Born in 1936, Baker grew up in small town Texas, and studied business administration at North Texas State College. After a period in the army, Baker moved to New York and joined the Actors’ Studio in the early 1960s, where he was a contemporary of Rip Torn. Baker made his Broadway debut in 1963 with the Actors’ Studio company, appearing in Marathon ’33, about the dance marathons of the Great Depression, and made his film debut in an uncredited role in 1967 in Cool Hand Luke. He also appeared in numerous TV series, including the pilot episode of a western show called Lancer in 1968, the making of which was fictionalised by Quentin Tarantino in Once Upon a Time in Hollywood, with Leonardo DiCaprio’s Rick Dalton in Baker’s role.

However it was a role as Steve McQueen’s character’s brother Curley in Sam Peckinpah’s 1972 rodeo drama Junior Bonner that got Baker noticed. He was then cast in a rare lead role, as real-life lawman/vigilante Buford Pusser in 1973 film Walking Tall, directed by Phil Karlson; it became a surprise hit and Baker followed it up with other hard-bitten crime films including Charley Varrick, directed by Don Siegel, and The Outfit opposite Robert Duvall and Karen Black.

Joe Don Baker on set of the movie Mitchell in 1975.
Baker on set of the movie Mitchell in 1975. Photograph: Michael Ochs Archives/Getty Images

Baker had more lead roles in the late 70s, but remained better known as a reliable supporting actor in the following decade, appearing in baseball drama The Natural (as “the Whammer”, modelled on Babe Ruth), Chevy Chase detective comedy Fletch and thriller Getting Even. In 1985 Baker was cast as CIA agent Darius Jedburgh in Edge of Darkness, the landmark political thriller TV series starring Bob Peck and Joanne Whalley.
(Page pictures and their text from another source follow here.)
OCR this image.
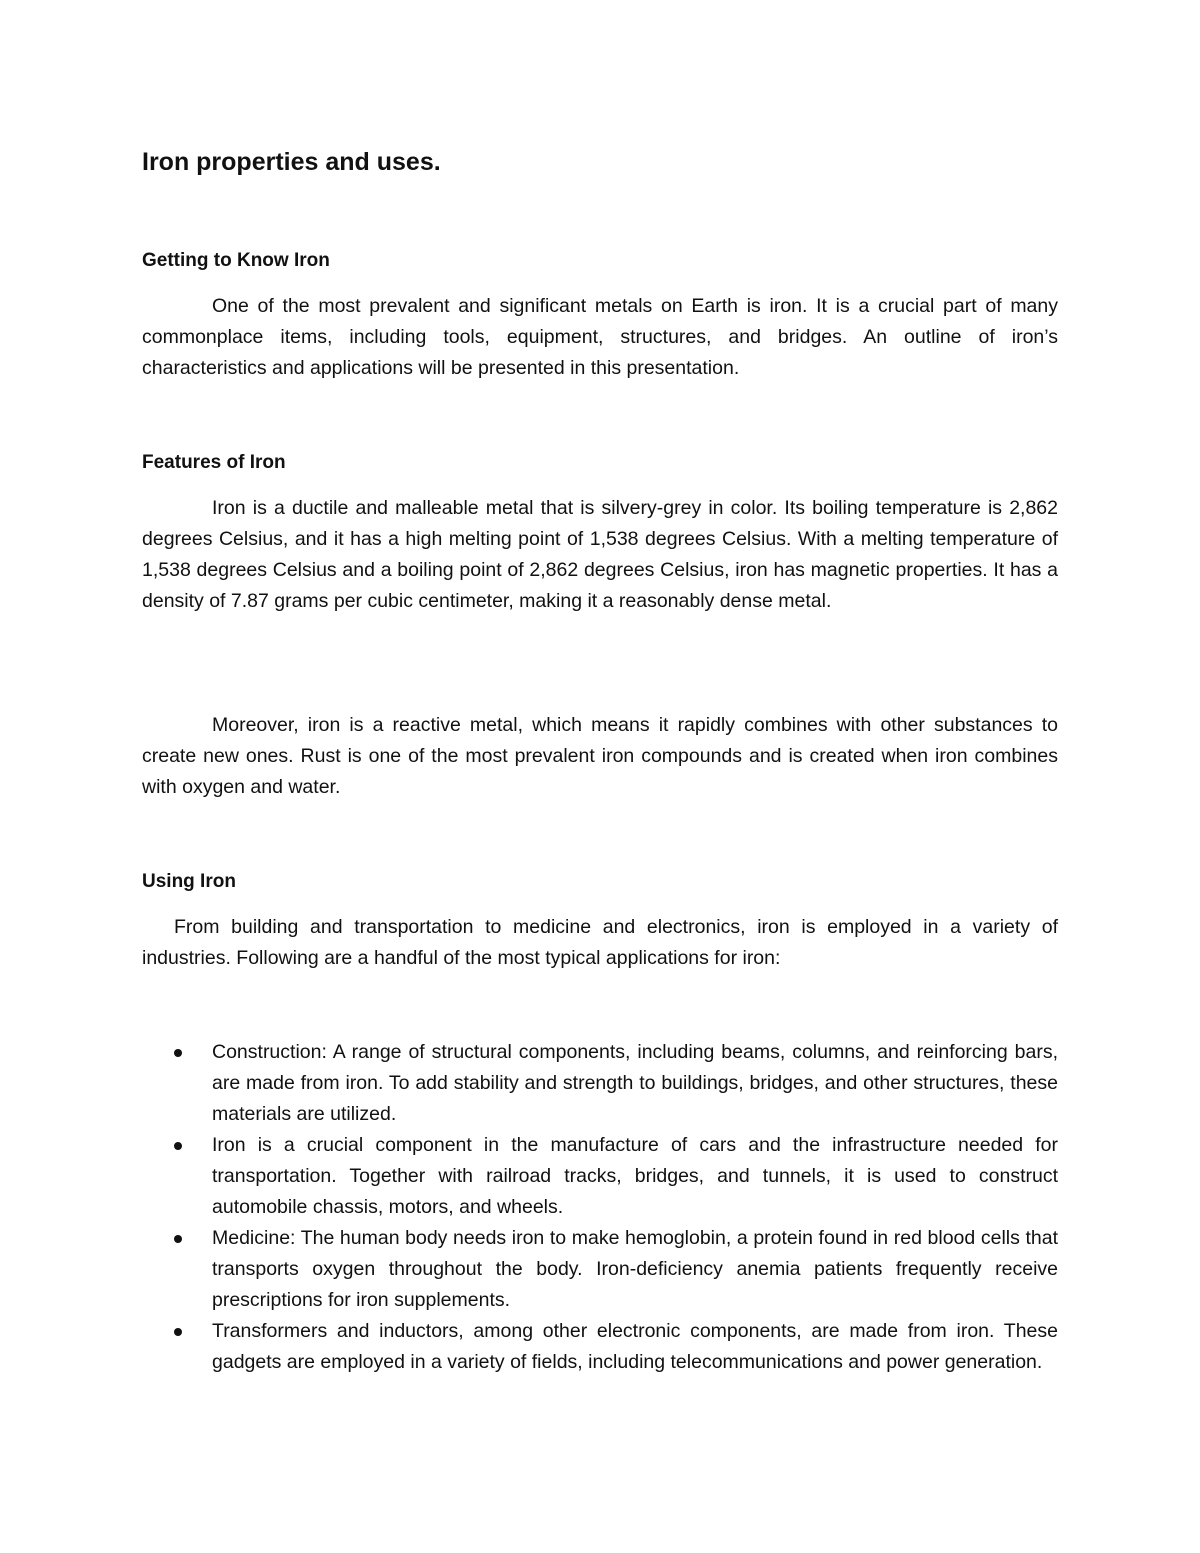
Iron properties and uses.
Getting to Know Iron

One of the most prevalent and significant metals on Earth is iron. It is a crucial part of many commonplace items, including tools, equipment, structures, and bridges. An outline of iron’s characteristics and applications will be presented in this presentation.

Features of Iron

Iron is a ductile and malleable metal that is silvery-grey in color. Its boiling temperature is 2,862 degrees Celsius, and it has a high melting point of 1,538 degrees Celsius. With a melting temperature of 1,538 degrees Celsius and a boiling point of 2,862 degrees Celsius, iron has magnetic properties. It has a density of 7.87 grams per cubic centimeter, making it a reasonably dense metal.

Moreover, iron is a reactive metal, which means it rapidly combines with other substances to create new ones. Rust is one of the most prevalent iron compounds and is created when iron combines with oxygen and water.

Using Iron

From building and transportation to medicine and electronics, iron is employed in a variety of industries. Following are a handful of the most typical applications for iron:

Construction: A range of structural components, including beams, columns, and reinforcing bars, are made from iron. To add stability and strength to buildings, bridges, and other structures, these materials are utilized.
Iron is a crucial component in the manufacture of cars and the infrastructure needed for transportation. Together with railroad tracks, bridges, and tunnels, it is used to construct automobile chassis, motors, and wheels.
Medicine: The human body needs iron to make hemoglobin, a protein found in red blood cells that transports oxygen throughout the body. Iron-deficiency anemia patients frequently receive prescriptions for iron supplements.
Transformers and inductors, among other electronic components, are made from iron. These gadgets are employed in a variety of fields, including telecommunications and power generation.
Baker’s performance in Edge of Darkness got him attention from the producers of the 1987 Bond film The Living Daylights, in which he was cast as arms dealer Brad Whitaker. Baker would make the rare switch from Bond villain to Bond good guy when he was cast in 1995 in GoldenEye as helpful CIA agent Jack Wade, a role he reprised in Tomorrow Never Dies.

A stream of smaller roles kept him busy, appearing in Martin Scorsese’s Cape Fear remake, Gen X satire Reality Bites, and Steven Soderbergh’s noir drama The Underneath. He later appeared in the feature film version of The Dukes of Hazzard and his final film role in Mud, which starred Matthew McConaughey, after which he retired.

Baker was married to Marlo Baker between 1969 and 1980, and is not known to have had any children.